Covidien Ltd. (NYSE: COV, BSX: COV) and Covidien International Finance S.A. ("CIFSA") today announced that they have commenced a registered exchange offer to exchange up to $250,000,000 of CIFSA's newly registered 5.150% Senior Notes due 2010 (the "New 2010 Notes") for an equal amount of its privately placed 5.150% Senior Notes due 2010 (the "Outstanding 2010 Notes"), exchange up to $500,000,000 of CIFSA's newly registered 5.450% Senior Notes due 2012 (the "New 2012 Notes") for an equal amount of its privately placed 5.450% Senior Notes due 2012 (the "Outstanding 2012 Notes"), exchange up to $1,150,000,000 of CIFSA's newly registered 6.000% Senior Notes due 2017 (the "New 2017 Notes") for an equal amount of its privately placed 6.000% Senior Notes due 2017 (the "Outstanding 2017 Notes"), and exchange up to $850,000,000 of CIFSA's newly registered 6.550% Senior Notes due 2037 (the "New 2037 Notes" and, together with the New 2010 Notes, the New 2012 Notes and the New 2017 Notes, the "New Notes") for an equal amount of its privately placed 6.550% Senior Notes due 2037 (the "Outstanding 2037 Notes" and, together with the Outstanding 2010 Notes, the Outstanding 2012 Notes and Outstanding 2017 Notes, the "Outstanding Notes").
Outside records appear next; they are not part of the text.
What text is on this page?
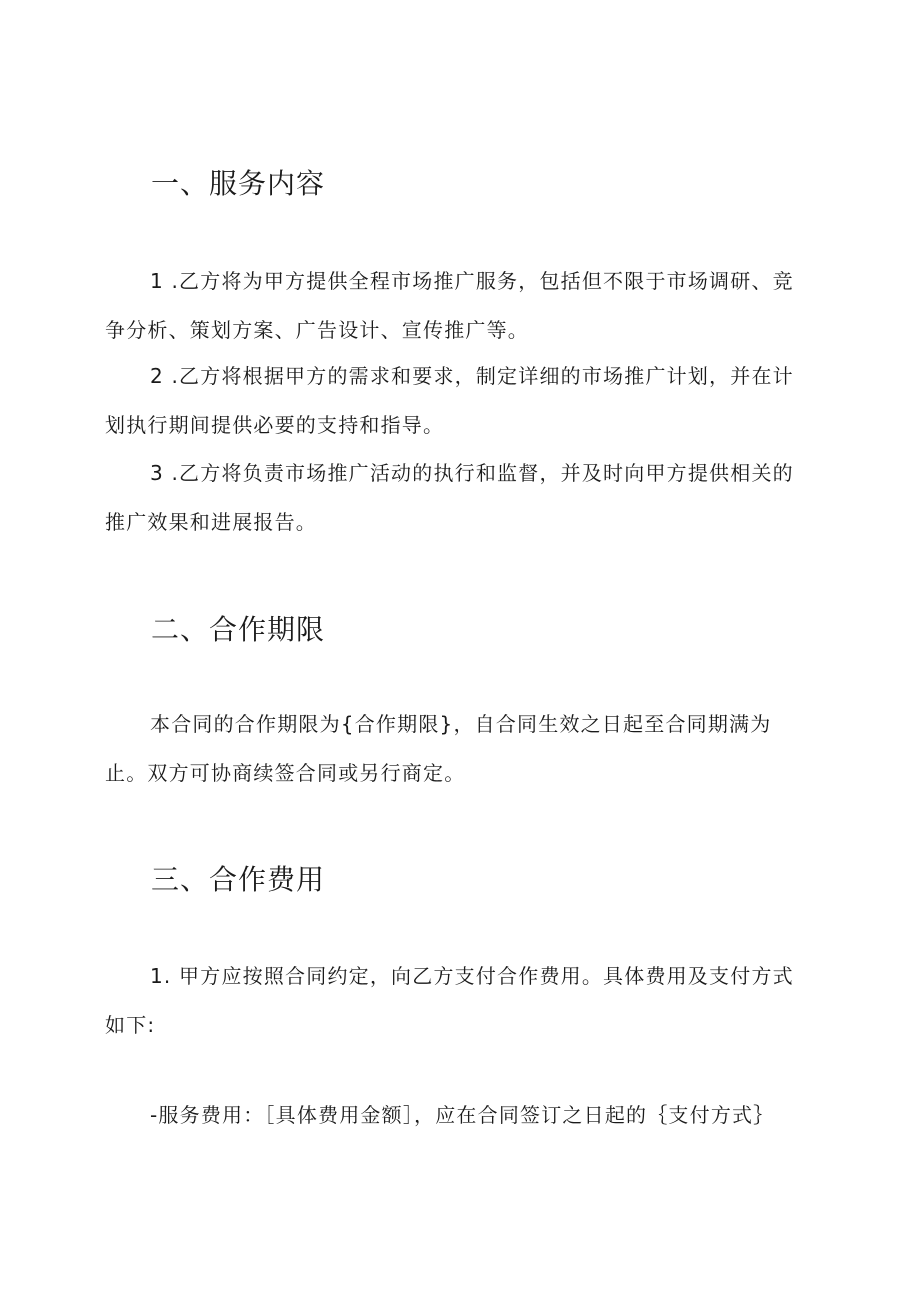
一、服务内容

1 .乙方将为甲方提供全程市场推广服务，包括但不限于市场调研、竞
争分析、策划方案、广告设计、宣传推广等。

2 .乙方将根据甲方的需求和要求，制定详细的市场推广计划，并在计
划执行期间提供必要的支持和指导。

3 .乙方将负责市场推广活动的执行和监督，并及时向甲方提供相关的
推广效果和进展报告。

二、合作期限

本合同的合作期限为{合作期限}，自合同生效之日起至合同期满为
止。双方可协商续签合同或另行商定。

三、合作费用

1. 甲方应按照合同约定，向乙方支付合作费用。具体费用及支付方式
如下:

-服务费用：［具体费用金额］，应在合同签订之日起的｛支付方式｝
The New Notes will be fully and unconditionally guaranteed by Covidien and are substantially identical to the Outstanding Notes, except that the New Notes have been registered under the Securities Act of 1933, as amended, and certain transfer restrictions, registration rights and additional interest provisions relating to the Outstanding Notes do not apply to the New Notes.

Covidien and CIFSA will accept for exchange any and all Outstanding Notes validly tendered and not withdrawn prior to the expiration of the exchange offer at 5:00 p.m., New York City time, on June 16, 2008, unless extended.

The terms of the exchange offer and other information relating to Covidien and CIFSA are set forth in a prospectus dated May 16, 2008. Copies of the prospectus and the related letters of transmittal may be obtained from Deutsche Bank Trust Company Americas, which is serving as the exchange agent for the exchange offer.

The address, email, telephone and facsimile number of Deutsche Bank Trust Company Americas are as follows:

Deutsche Bank Trust Company Americas


By Mail:
DB Services Tennessee, Inc.
Reorganization Unit
P.O. Box 305050
Nashville, TN 37230


By Overnight Mail or Courier:
DB Services Tennessee, Inc.
Trust and Securities Services
Reorganization Unit
648 Grassmere Park Road
Nashville, TN 37211

Email: SPU-Reorg.Operations@db.com

Information: (800) 735-7777

Fax: (615) 835-3701

This announcement does not constitute an offer to sell or the solicitation of offers to buy or exchange the New Notes or the Outstanding Notes. The exchange offer is made solely pursuant to the prospectus dated May 16, 2008, including any supplements thereto.